Local phone companies and regulators presented a challenge for the mobsters, though. A high refund rate prompted Pacific Bell (now SBC) to stop carrying USP&C's charges. Undaunted, USP&C started contacting customers directly, authorities allege, mailing bills made to look like SBC's -- all the way down to the blue stripes along the margin of the page. Customers were threatened with canceled service if they failed to pay the bill from "Southwest Region Bell," a fiction controlled by Martino and Chanes, according to the indictment.
Authorities believe the scheme grossed $200 million from 1997 to 2001. Roslynn R. Mauskopf, the U.S. attorney in Brooklyn, called the enterprise one of the largest consumer frauds in American history. Last year, several of the same men were charged with running an Internet pornography scam similar in design and scale.

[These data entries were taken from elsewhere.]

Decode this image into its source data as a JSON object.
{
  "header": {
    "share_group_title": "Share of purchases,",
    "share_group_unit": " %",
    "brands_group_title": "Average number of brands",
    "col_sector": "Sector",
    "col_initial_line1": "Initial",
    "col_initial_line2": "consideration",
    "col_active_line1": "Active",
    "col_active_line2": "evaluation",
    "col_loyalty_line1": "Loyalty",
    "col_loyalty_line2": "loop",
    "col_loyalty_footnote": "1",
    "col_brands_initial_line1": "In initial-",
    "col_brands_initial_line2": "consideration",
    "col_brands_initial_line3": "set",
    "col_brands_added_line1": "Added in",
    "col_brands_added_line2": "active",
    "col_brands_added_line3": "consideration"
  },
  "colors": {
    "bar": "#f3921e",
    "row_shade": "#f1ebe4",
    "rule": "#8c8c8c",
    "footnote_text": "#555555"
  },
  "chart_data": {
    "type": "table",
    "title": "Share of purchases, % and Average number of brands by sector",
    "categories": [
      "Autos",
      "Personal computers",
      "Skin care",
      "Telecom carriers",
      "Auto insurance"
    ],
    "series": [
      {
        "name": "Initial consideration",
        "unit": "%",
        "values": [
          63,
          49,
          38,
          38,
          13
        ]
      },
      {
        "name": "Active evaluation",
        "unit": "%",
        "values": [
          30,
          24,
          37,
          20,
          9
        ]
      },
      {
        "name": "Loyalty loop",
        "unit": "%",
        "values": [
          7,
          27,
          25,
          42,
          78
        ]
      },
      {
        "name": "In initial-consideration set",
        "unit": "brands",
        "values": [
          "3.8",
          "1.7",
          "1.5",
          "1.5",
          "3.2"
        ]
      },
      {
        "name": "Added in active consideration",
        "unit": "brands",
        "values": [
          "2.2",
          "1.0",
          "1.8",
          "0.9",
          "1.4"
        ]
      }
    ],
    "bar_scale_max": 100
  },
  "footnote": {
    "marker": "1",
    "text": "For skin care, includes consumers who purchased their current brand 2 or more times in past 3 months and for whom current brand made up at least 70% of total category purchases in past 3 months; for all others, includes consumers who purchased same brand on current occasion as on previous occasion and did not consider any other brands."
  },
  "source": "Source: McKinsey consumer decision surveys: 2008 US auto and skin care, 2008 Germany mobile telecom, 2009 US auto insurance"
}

Brooklyn is a long way from Belton, where Kenneth Matzdorff is considered an upstanding citizen. "He's a super guy. He's a real asset to our community," Mayor Lewis says. Matzdorff is a successful businessman -- not one who has to cheat, Lewis says.
"As far as I'm concerned, I'd trust him with the keys to my house, my wife and my cat," Lewis says.
The Missouri Public Service Commission heard similar statements at the April presentation. England, Matzdorff's attorney, described a twenty-year veteran of the trade who first worked for a phone company while he was an Iowa State University student. Matzdorff serves today on the board of a Missouri telecommunications trade group. "Word gets around if you're not a person that plays by the rules," England tells the Pitch. "Ken wouldn't have lasted nearly as long as he has if he wasn't someone who did play by the rules."
CassTel is a respected company. An auditor told the commission that CassTel had spent a great deal of money upgrading its technology. Mayor Lewis says phone service in the area used to be terrible; a call from Peculiar to Raymore once drew a long-distance charge. "I think we now have one of the finest phone systems in the state of Missouri," Lewis tells the Pitch.
But the indictment charges that the system is owned by the mob.
CassTel is held by an entity called Local Exchange Company. Matzdorff told the Public Service Commission that he founded the holding company after a bank told him about an opportunity to buy the phone service. Matzdorff said that 46 investors joined him, some of them acquaintances, others referred by people he trusted. As for specifics, Matzdorff was not forthcoming. "I'm hesitant to name names," he said. (Matzdorff did not return the Pitch's calls.)
The indictment alleges that Local Exchange Company is owned in part by five of the defendants, including Martino, Chanes and Salvatore LoCascio, who is identified as a Gambino family captain. (LoCascio's father, Frank, was convicted on racketeering charges alongside Gotti in 1992.)